COSO Internal Control - Integrated Framework Principles

COSO's internal control framework is often presented as a cube, as there are three dimensions of internal controls to consider in their framework. COSO owns the copyright on the actual cube diagram, although they offer a free poster from their website. But with the cube below, we can visualize the three dimensions of internal controls.

COSO Integrated Framework
COSO Framework

Let's start with the side of the cube marked as letter 'A.' The side of the cube marked with an 'A' represents the five objectives of an acceptable system of internal controls, which are: control environment, risk assessment, control activities, information and communication, and monitoring activities.

The control environment represents the culture of internal controls at the organization. For example, this objective seeks to determine if the organization has a culture of discipline and compliance or a culture of lax policies and procedures. This culture often begins with the actions of executive management, so a control related to the Board reviewing CEO performance would add to the control environment.

The risk assessment is an activity whereby all of the activities, and associated risks, in an organization are looked at and each considered on a spectrum of either low risk or high risk. Likelihood of occurrence is also considered, to determine which risks faced by an organization should be addressed first. A risk assessment may identify cash handling, or billing, as risks that need to be audited.

Control activities are those procedures and internal controls put in place to mitigate risks, particularly those that management considered too risky during the risk assessment. These are activities that management, their staff, and internal auditors test to ensure compliance. For example, if the risk identified in the risk assessment is cash handling, a control activity might be having two people involved in cash payments.

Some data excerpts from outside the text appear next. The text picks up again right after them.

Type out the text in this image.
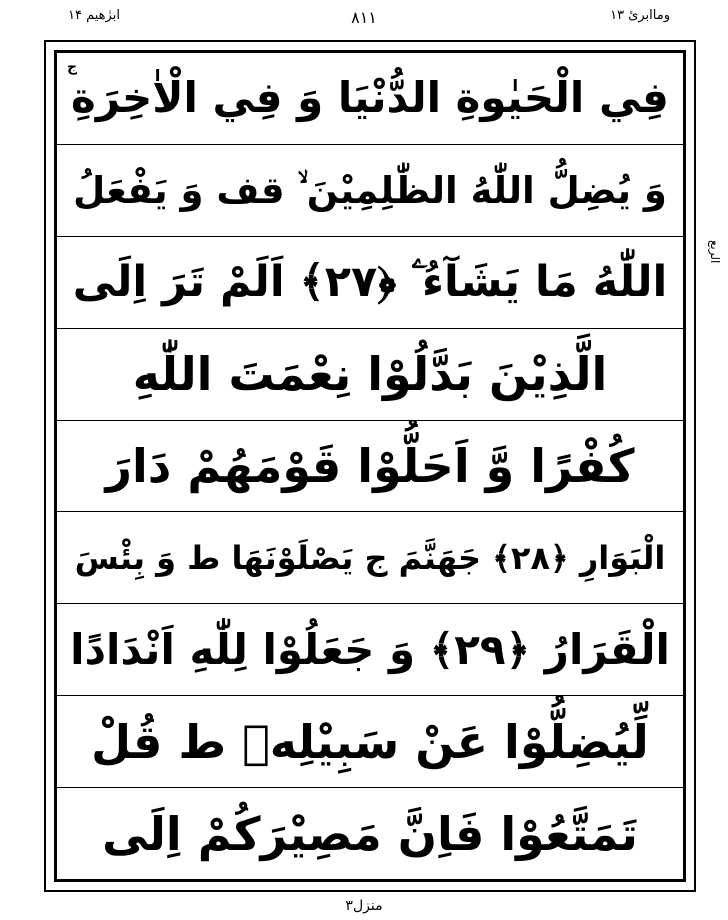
ابرٰهيم ١۴	۸۱۱	وماابرئ ١٣
ج
فِي الْحَيٰوةِ الدُّنْيَا وَ فِي الْاٰخِرَةِ
وَ يُضِلُّ اللّٰهُ الظّٰلِمِيْنَ ۙ قف وَ يَفْعَلُ
اللّٰهُ مَا يَشَآءُ ۧ ﴿٢٧﴾ اَلَمْ تَرَ اِلَى
الَّذِيْنَ بَدَّلُوْا نِعْمَتَ اللّٰهِ
كُفْرًا وَّ اَحَلُّوْا قَوْمَهُمْ دَارَ
الْبَوَارِ ﴿٢٨﴾ جَهَنَّمَ ج يَصْلَوْنَهَا ط وَ بِئْسَ
الْقَرَارُ ﴿٢٩﴾ وَ جَعَلُوْا لِلّٰهِ اَنْدَادًا
لِّيُضِلُّوْا عَنْ سَبِيْلِهٖ ط قُلْ
تَمَتَّعُوْا فَاِنَّ مَصِيْرَكُمْ اِلَى
الربع
منزل٣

Information and communication is how management communicates the culture of compliance and the specific policies individuals need to follow. Information and communication is a central part of a strong culture of discipline. An example of this would be requiring new or amended policies be sent out to everyone in the company so they are aware of the change.

Finally, monitoring activities are activities managers use to monitor processes or internal controls within the organization. For example, if a purchasing manager gets a weekly report of all purchases that were greater than $5,000, they would be performing a monitoring activity.

The Four Coverage Areas

Side 'B' of the cube represents coverage areas for internal controls. By coverage areas, COSO is referring to the level within the organization the control is focused on protecting. Depending on the structure of the organization, some of these areas may not apply, but there are few - if any - situations where at least three of the areas aren't considered when identifying internal controls.

Entity-wide controls are those that influence the entire organization. Often, these controls are focused on establishing and maintaining a good culture and supporting communication throughout the organization. These controls are implemented, or influence actions, throughout the organization. For example, one entity-wide control in an organization would be a corporate code of ethics.

Division level controls may be one level removed, or below, entity-wide controls. We say 'may be' because depending on the organization's structure, there may or may not be divisions. When there are, they are often associated with national or regional boundaries such that the internal controls align with regulatory requirements, such as filing SEC reports on time and accurately.

An operating unit is not always limited to a physical proximity, but instead, is focused on the activities the operating unit is responsible to perform. For example, an accounting department may be responsible for accounts payable, accounts receivable, cash management, and financial reporting. Accounts receivable may have a control that requires a monthly outstanding balance report to be reviewed.